Sunday, March 23, 2014

Book Review: The Fell Sword

The Fell Sword, by Miles Cameron, is the sequel to The Red Knight.

Miles Cameron is also the pseudonym of Christian Cameron, the prolific, and excellent, historical fiction author.

Characters: The Fell Sword has a very large cast of characters. First and foremost among them is the Red Knight himself. The mysterious Captain (he's simply called "Captain" by his soldiers) of a company of mercenaries, the Red Knight is both an accomplished magister (sorcerer) and a deadly knight. You spend a good bit of page time from the Red Knight's point of view, but The Fell Sword has a large cast and you do switch POV a lot. One interesting element of the novel is that the villains get their share of time as well, so the reader gets to see the plots and plans of both sides. To be honest, I did lose the thread of the story on some of the lesser characters. Personally, I found myself less interested in the Outwallers and the Jacks than in the story of the Albans and the Moreans. Despite the large cast, characters all have unique strengths and weaknesses and are distinct individuals.

World Building: The world building in The Red Knight and The Fell Sword is phenomenal. Imagine medieval Europe butted up against pre-colonial Canada. Alba, Galle, and Morea are reminiscent of England, France, and the Byzantine Empire. In "The Wild" we have Outwallers based on native North American civilizations. There are enough similarities with the historical locations that readers will be able to identify with cultural elements that lend a sense of familiarity to the reader. But the differences in history and characters (there are no actual historical personalities) give the world a unique feel. Cameron's magic system is also highly inventive, with magisters wielding power from within "memory palaces". Woe to anyone going into battle without their own magister. Magic in The Fell Knight is very powerful.

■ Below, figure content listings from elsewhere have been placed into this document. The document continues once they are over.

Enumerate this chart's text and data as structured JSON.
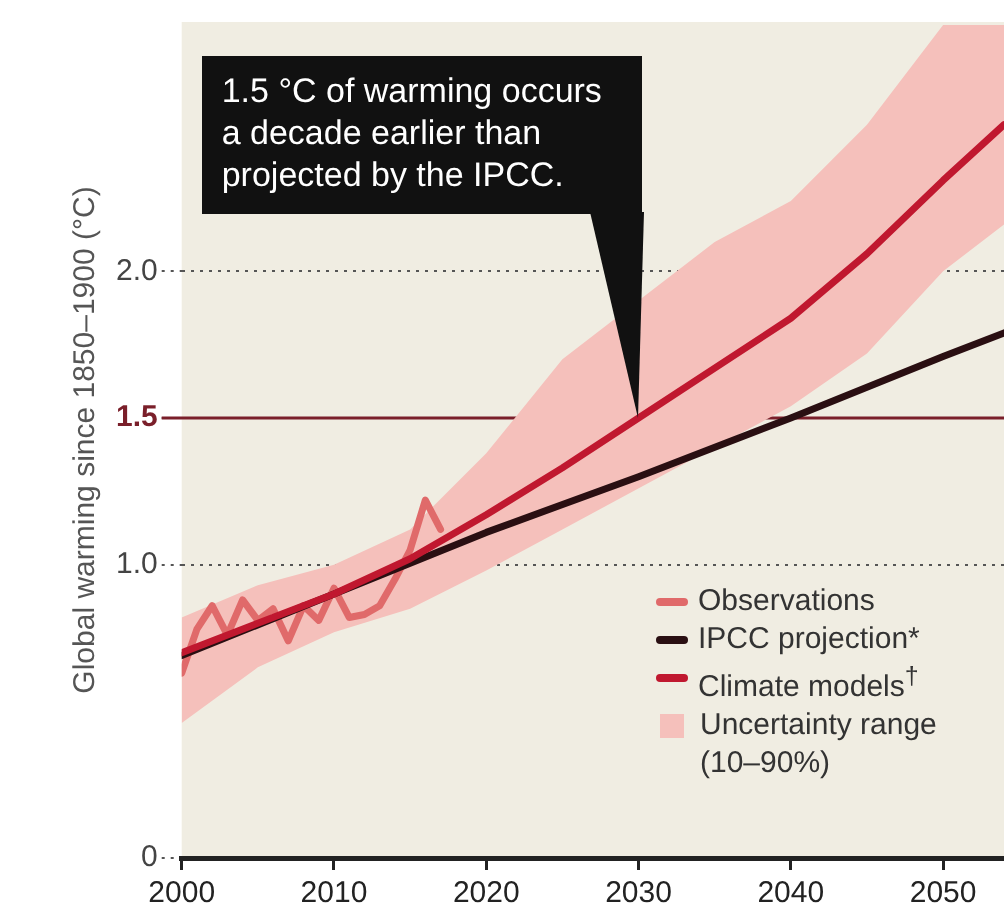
{
  "chart_data": {
    "type": "line",
    "ylabel": "Global warming since 1850–1900 (°C)",
    "xlim": [
      2000,
      2054
    ],
    "ylim": [
      0,
      2.85
    ],
    "xticks": [
      2000,
      2010,
      2020,
      2030,
      2040,
      2050
    ],
    "yticks": [
      0,
      {
        "value": 1,
        "label": "1.0"
      },
      1.5,
      {
        "value": 2,
        "label": "2.0"
      }
    ],
    "grid": "y",
    "legend": "bottom right",
    "ref_lines": [
      {
        "axis": "y",
        "value": 1.5,
        "color": "#7a1f2a"
      }
    ],
    "annotations": [
      {
        "text": "1.5 °C of warming occurs a decade earlier than projected by the IPCC.",
        "x": 2030,
        "y": 1.5
      },
      "Uncertainty range (10–90%)"
    ],
    "series": [
      {
        "name": "Observations",
        "type": "line",
        "color": "#e06a6a",
        "x": [
          2000,
          2001,
          2002,
          2003,
          2004,
          2005,
          2006,
          2007,
          2008,
          2009,
          2010,
          2011,
          2012,
          2013,
          2014,
          2015,
          2016,
          2017
        ],
        "values": [
          0.63,
          0.78,
          0.86,
          0.76,
          0.88,
          0.81,
          0.85,
          0.74,
          0.86,
          0.81,
          0.92,
          0.82,
          0.83,
          0.86,
          0.95,
          1.05,
          1.22,
          1.12
        ]
      },
      {
        "name": "IPCC projection*",
        "type": "line",
        "color": "#2a0f12",
        "x": [
          2000,
          2010,
          2020,
          2030,
          2040,
          2050,
          2054
        ],
        "values": [
          0.69,
          0.9,
          1.11,
          1.3,
          1.5,
          1.71,
          1.79
        ]
      },
      {
        "name": "Climate models$^{†}$",
        "type": "line",
        "color": "#c0182f",
        "x": [
          2000,
          2005,
          2010,
          2015,
          2020,
          2025,
          2030,
          2035,
          2040,
          2045,
          2050,
          2054
        ],
        "values": [
          0.7,
          0.8,
          0.9,
          1.02,
          1.17,
          1.33,
          1.5,
          1.67,
          1.84,
          2.06,
          2.31,
          2.5
        ],
        "lower": [
          0.46,
          0.65,
          0.77,
          0.85,
          0.98,
          1.12,
          null,
          1.4,
          1.54,
          1.72,
          2.0,
          2.16
        ],
        "upper": [
          0.82,
          0.93,
          1.0,
          1.12,
          1.38,
          1.7,
          null,
          2.1,
          2.24,
          2.5,
          2.84,
          2.84
        ]
      }
    ]
  }
}
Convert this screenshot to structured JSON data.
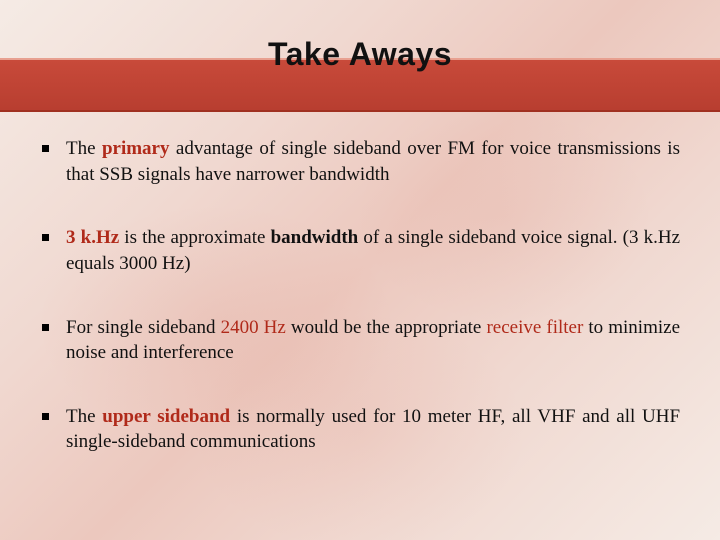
{
  "slide": {
    "title": "Take Aways",
    "title_fontsize": 32,
    "title_color": "#111111",
    "band_color": "#c84a3a",
    "background_gradient": [
      "#f5ebe5",
      "#f0d8d0",
      "#ecc8be"
    ],
    "accent_red": "#b02a1a",
    "body_fontsize": 19,
    "bullets": [
      {
        "t1": "The ",
        "t2_boldred": "primary",
        "t3": " advantage of single sideband over FM for voice transmissions is that SSB signals have narrower bandwidth"
      },
      {
        "t1_boldred": "3 k.Hz",
        "t2": " is the approximate ",
        "t3_bold": "bandwidth",
        "t4": " of a single sideband voice signal.  (3 k.Hz equals 3000 Hz)"
      },
      {
        "t1": "For single sideband ",
        "t2_red": "2400 Hz",
        "t3": " would be the appropriate ",
        "t4_red": "receive filter",
        "t5": " to minimize noise and interference"
      },
      {
        "t1": "The ",
        "t2_boldred": "upper sideband",
        "t3": " is normally used for 10 meter HF,  all VHF and all UHF single-sideband communications"
      }
    ]
  }
}
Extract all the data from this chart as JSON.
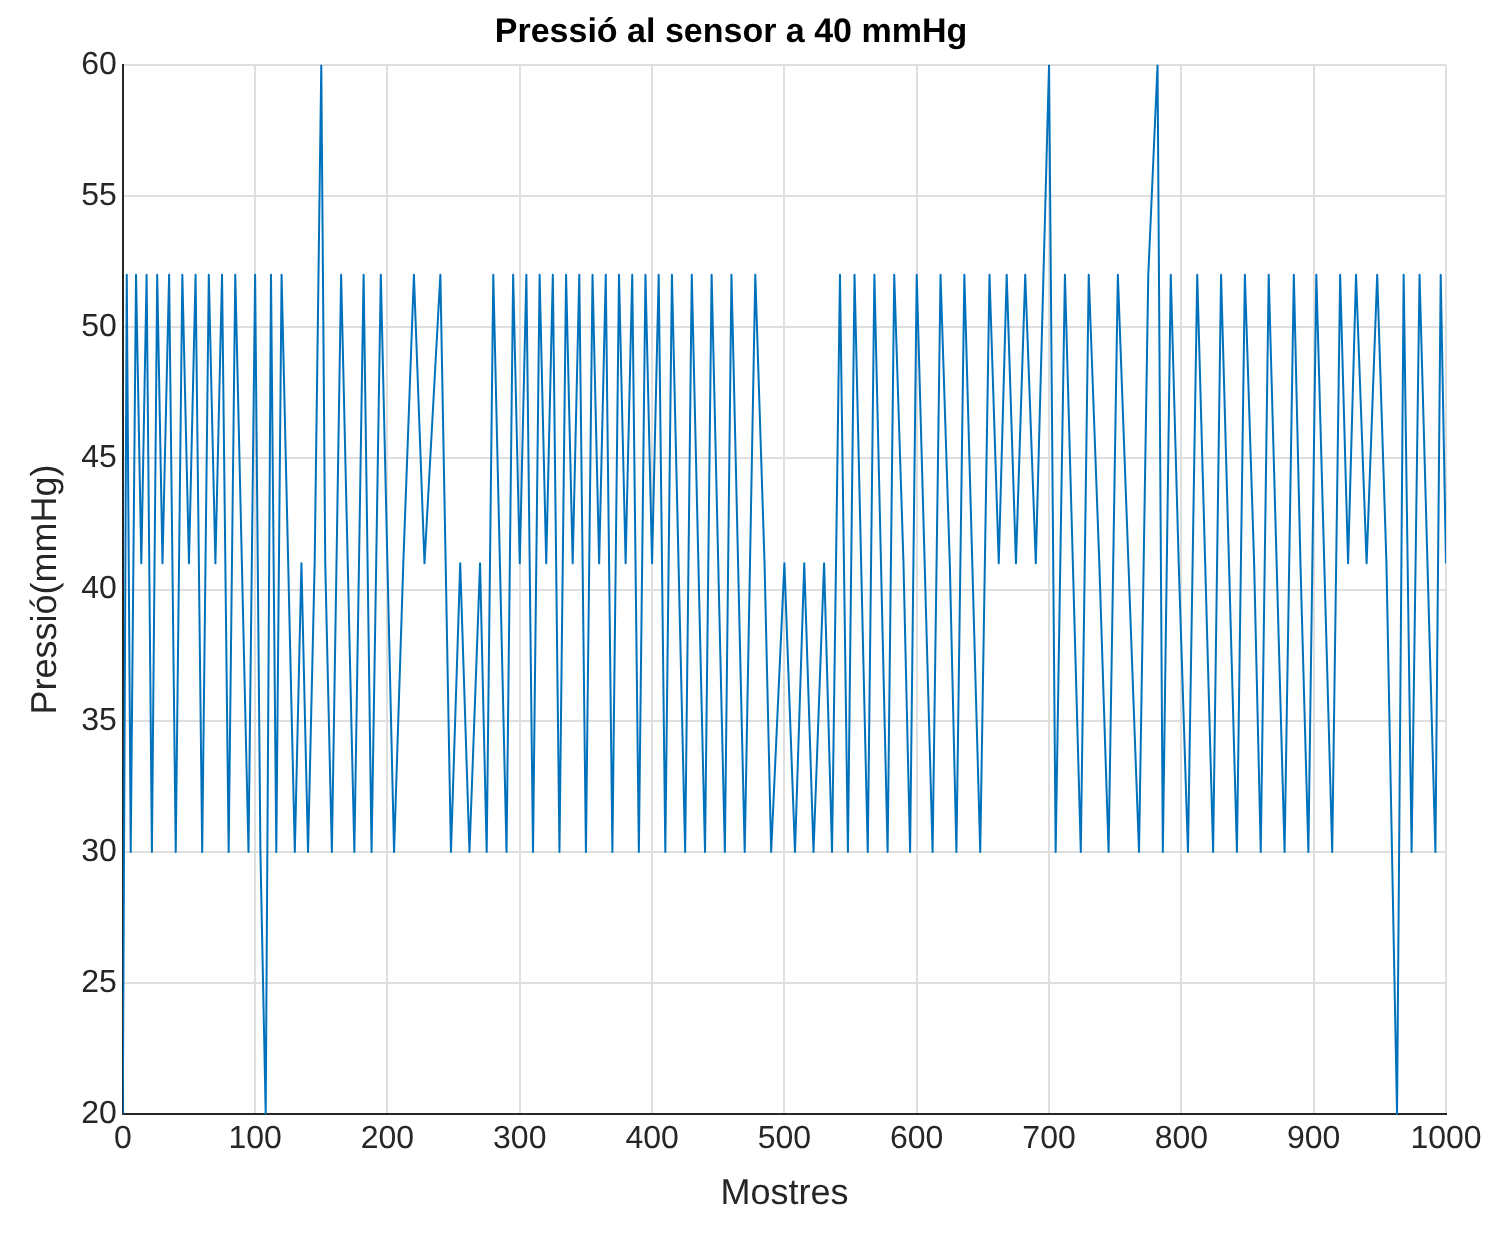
{
  "chart_data": {
    "type": "line",
    "title": "Pressió al sensor a 40 mmHg",
    "xlabel": "Mostres",
    "ylabel": "Pressió(mmHg)",
    "xlim": [
      0,
      1000
    ],
    "xticks": [
      0,
      100,
      200,
      300,
      400,
      500,
      600,
      700,
      800,
      900,
      1000
    ],
    "ylim": [
      20,
      60
    ],
    "yticks": [
      20,
      25,
      30,
      35,
      40,
      45,
      50,
      55,
      60
    ],
    "grid": true,
    "marker": "none",
    "line_style": "solid",
    "series": [
      {
        "color": "#0072bd",
        "x": [
          0,
          3,
          6,
          10,
          14,
          18,
          22,
          26,
          30,
          35,
          40,
          45,
          50,
          55,
          60,
          65,
          70,
          75,
          80,
          85,
          90,
          95,
          100,
          104,
          108,
          112,
          116,
          120,
          125,
          130,
          135,
          140,
          145,
          150,
          153,
          158,
          165,
          170,
          175,
          182,
          188,
          195,
          200,
          205,
          212,
          220,
          228,
          240,
          248,
          255,
          262,
          270,
          275,
          280,
          285,
          290,
          295,
          300,
          305,
          310,
          315,
          320,
          325,
          330,
          335,
          340,
          345,
          350,
          355,
          360,
          365,
          370,
          375,
          380,
          385,
          390,
          395,
          400,
          405,
          410,
          415,
          420,
          425,
          430,
          435,
          440,
          445,
          450,
          455,
          460,
          465,
          470,
          478,
          485,
          490,
          500,
          508,
          515,
          522,
          530,
          536,
          542,
          548,
          553,
          558,
          563,
          568,
          573,
          578,
          583,
          590,
          595,
          600,
          606,
          612,
          618,
          625,
          630,
          636,
          642,
          648,
          655,
          662,
          668,
          675,
          682,
          690,
          700,
          705,
          712,
          718,
          724,
          730,
          738,
          745,
          752,
          760,
          768,
          775,
          782,
          786,
          792,
          798,
          805,
          812,
          818,
          824,
          830,
          836,
          842,
          848,
          855,
          860,
          866,
          872,
          878,
          885,
          890,
          896,
          902,
          908,
          914,
          920,
          926,
          932,
          940,
          948,
          955,
          963,
          968,
          974,
          980,
          986,
          992,
          996,
          1000
        ],
        "values": [
          20,
          52,
          30,
          52,
          41,
          52,
          30,
          52,
          41,
          52,
          30,
          52,
          41,
          52,
          30,
          52,
          41,
          52,
          30,
          52,
          41,
          30,
          52,
          30,
          20,
          52,
          30,
          52,
          41,
          30,
          41,
          30,
          41,
          60,
          41,
          30,
          52,
          41,
          30,
          52,
          30,
          52,
          41,
          30,
          41,
          52,
          41,
          52,
          30,
          41,
          30,
          41,
          30,
          52,
          41,
          30,
          52,
          41,
          52,
          30,
          52,
          41,
          52,
          30,
          52,
          41,
          52,
          30,
          52,
          41,
          52,
          30,
          52,
          41,
          52,
          30,
          52,
          41,
          52,
          30,
          52,
          41,
          30,
          52,
          41,
          30,
          52,
          41,
          30,
          52,
          41,
          30,
          52,
          41,
          30,
          41,
          30,
          41,
          30,
          41,
          30,
          52,
          30,
          52,
          41,
          30,
          52,
          41,
          30,
          52,
          41,
          30,
          52,
          41,
          30,
          52,
          41,
          30,
          52,
          41,
          30,
          52,
          41,
          52,
          41,
          52,
          41,
          60,
          30,
          52,
          41,
          30,
          52,
          41,
          30,
          52,
          41,
          30,
          52,
          60,
          30,
          52,
          41,
          30,
          52,
          41,
          30,
          52,
          41,
          30,
          52,
          41,
          30,
          52,
          41,
          30,
          52,
          41,
          30,
          52,
          41,
          30,
          52,
          41,
          52,
          41,
          52,
          41,
          20,
          52,
          30,
          52,
          41,
          30,
          52,
          41
        ]
      }
    ]
  }
}
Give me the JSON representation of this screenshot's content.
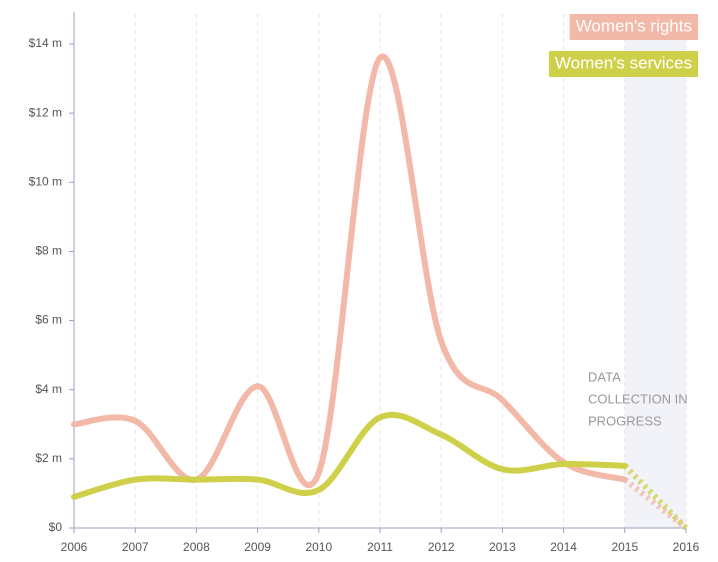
{
  "chart_data": {
    "type": "line",
    "x": [
      2006,
      2007,
      2008,
      2009,
      2010,
      2011,
      2012,
      2013,
      2014,
      2015,
      2016
    ],
    "series": [
      {
        "name": "Women's rights",
        "color": "#f2b8a8",
        "values": [
          3.0,
          3.1,
          1.4,
          4.1,
          1.6,
          13.6,
          5.4,
          3.7,
          1.9,
          1.4,
          0
        ]
      },
      {
        "name": "Women's services",
        "color": "#cfd04a",
        "values": [
          0.9,
          1.4,
          1.4,
          1.4,
          1.1,
          3.2,
          2.7,
          1.7,
          1.85,
          1.8,
          0
        ]
      }
    ],
    "xlim": [
      2006,
      2016
    ],
    "xticks": [
      2006,
      2007,
      2008,
      2009,
      2010,
      2011,
      2012,
      2013,
      2014,
      2015,
      2016
    ],
    "ylim": [
      0,
      14
    ],
    "yticks": [
      {
        "value": 0,
        "label": "$0"
      },
      {
        "value": 2,
        "label": "$2 m"
      },
      {
        "value": 4,
        "label": "$4 m"
      },
      {
        "value": 6,
        "label": "$6 m"
      },
      {
        "value": 8,
        "label": "$8 m"
      },
      {
        "value": 10,
        "label": "$10 m"
      },
      {
        "value": 12,
        "label": "$12 m"
      },
      {
        "value": 14,
        "label": "$14 m"
      }
    ],
    "grid": true,
    "legend": "top-right",
    "shaded_region": [
      2015,
      2016
    ],
    "annotation": [
      "DATA",
      "COLLECTION IN",
      "PROGRESS"
    ]
  }
}
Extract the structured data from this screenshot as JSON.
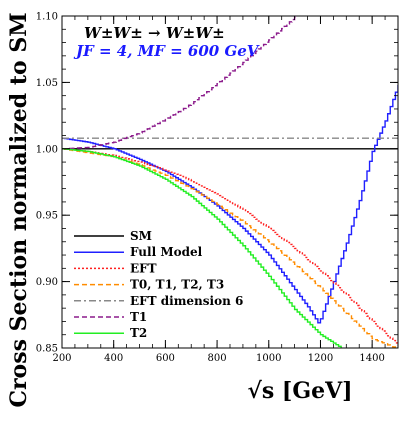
{
  "chart_data": {
    "type": "line",
    "ylabel": "Cross Section normalized to SM",
    "xlabel": "√s [GeV]",
    "annotations": {
      "process": "W±W± → W±W±",
      "parameters": "JF = 4, MF = 600 GeV"
    },
    "xlim": [
      200,
      1500
    ],
    "ylim": [
      0.85,
      1.1
    ],
    "xticks": [
      200,
      400,
      600,
      800,
      1000,
      1200,
      1400
    ],
    "yticks": [
      "0.85",
      "0.90",
      "0.95",
      "1.00",
      "1.05",
      "1.10"
    ],
    "legend_position": "bottom-left",
    "series": [
      {
        "name": "SM",
        "color": "#000000",
        "dash": "solid",
        "step": false,
        "x": [
          200,
          1500
        ],
        "y": [
          1.0,
          1.0
        ]
      },
      {
        "name": "Full Model",
        "color": "#1f1fff",
        "dash": "solid",
        "step": true,
        "x": [
          200,
          300,
          400,
          500,
          600,
          700,
          800,
          900,
          1000,
          1050,
          1100,
          1150,
          1190,
          1200,
          1250,
          1300,
          1350,
          1400,
          1450,
          1500
        ],
        "y": [
          1.008,
          1.005,
          1.0,
          0.992,
          0.983,
          0.971,
          0.957,
          0.94,
          0.92,
          0.907,
          0.894,
          0.881,
          0.869,
          0.872,
          0.9,
          0.929,
          0.961,
          0.998,
          1.021,
          1.048
        ]
      },
      {
        "name": "EFT",
        "color": "#ff2020",
        "dash": "2,2",
        "step": true,
        "x": [
          200,
          300,
          400,
          500,
          600,
          700,
          800,
          900,
          1000,
          1100,
          1200,
          1300,
          1400,
          1500
        ],
        "y": [
          1.0,
          0.998,
          0.995,
          0.99,
          0.984,
          0.976,
          0.966,
          0.954,
          0.94,
          0.925,
          0.908,
          0.89,
          0.87,
          0.852
        ]
      },
      {
        "name": "T0, T1, T2, T3",
        "color": "#ff8c00",
        "dash": "5,3",
        "step": true,
        "x": [
          200,
          300,
          400,
          500,
          600,
          700,
          800,
          900,
          1000,
          1100,
          1200,
          1300,
          1400,
          1490
        ],
        "y": [
          1.0,
          0.997,
          0.994,
          0.988,
          0.98,
          0.97,
          0.958,
          0.945,
          0.93,
          0.913,
          0.895,
          0.876,
          0.857,
          0.85
        ]
      },
      {
        "name": "EFT dimension 6",
        "color": "#888888",
        "dash": "7,3,2,3",
        "step": false,
        "x": [
          200,
          1500
        ],
        "y": [
          1.008,
          1.008
        ]
      },
      {
        "name": "T1",
        "color": "#8b1a8b",
        "dash": "5,3",
        "step": true,
        "x": [
          200,
          300,
          400,
          500,
          600,
          700,
          800,
          900,
          1000,
          1100,
          1150
        ],
        "y": [
          1.0,
          1.001,
          1.005,
          1.012,
          1.022,
          1.034,
          1.049,
          1.065,
          1.082,
          1.099,
          1.108
        ]
      },
      {
        "name": "T2",
        "color": "#22ee22",
        "dash": "solid",
        "step": true,
        "x": [
          200,
          300,
          400,
          500,
          600,
          700,
          800,
          900,
          1000,
          1100,
          1200,
          1280
        ],
        "y": [
          1.0,
          0.998,
          0.994,
          0.987,
          0.977,
          0.964,
          0.947,
          0.927,
          0.904,
          0.879,
          0.86,
          0.85
        ]
      }
    ]
  }
}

Writing/Mechanics: Cameron is an excellent writer. I've never read another fantasy (or historical fiction) author who can bring a world to life the way he can. Cameron does not shy from using historical terminology, or archaic language in his novels. But the way he does it is so seamless I am never caught out by it. Cameron is excellent at using context to bring out the meaning of obscure terms, and by using those terms, the world of the book is enriched.

Engagement/Willing suspension of disbelief: The Fell Knight is a long book, but it is engrossing. The multiple plots are intertwined in a way that lets the reader know that the series is building towards a titanic climax. No, you are not getting that climax in this book. There is more to come. But this book did have a satisfactory ended, that gave the novel a "complete" feel. While speaking of engagement, you will not find better medieval combat scenes (physical and magical) than in a Cameron novel.

Impact: An excellent novel. I read it every moment I could spare. I anxiously await the next book in the series. Luckily, Cameron is a prolific writer, and I won't have long to wait for the next Traitor Son novel.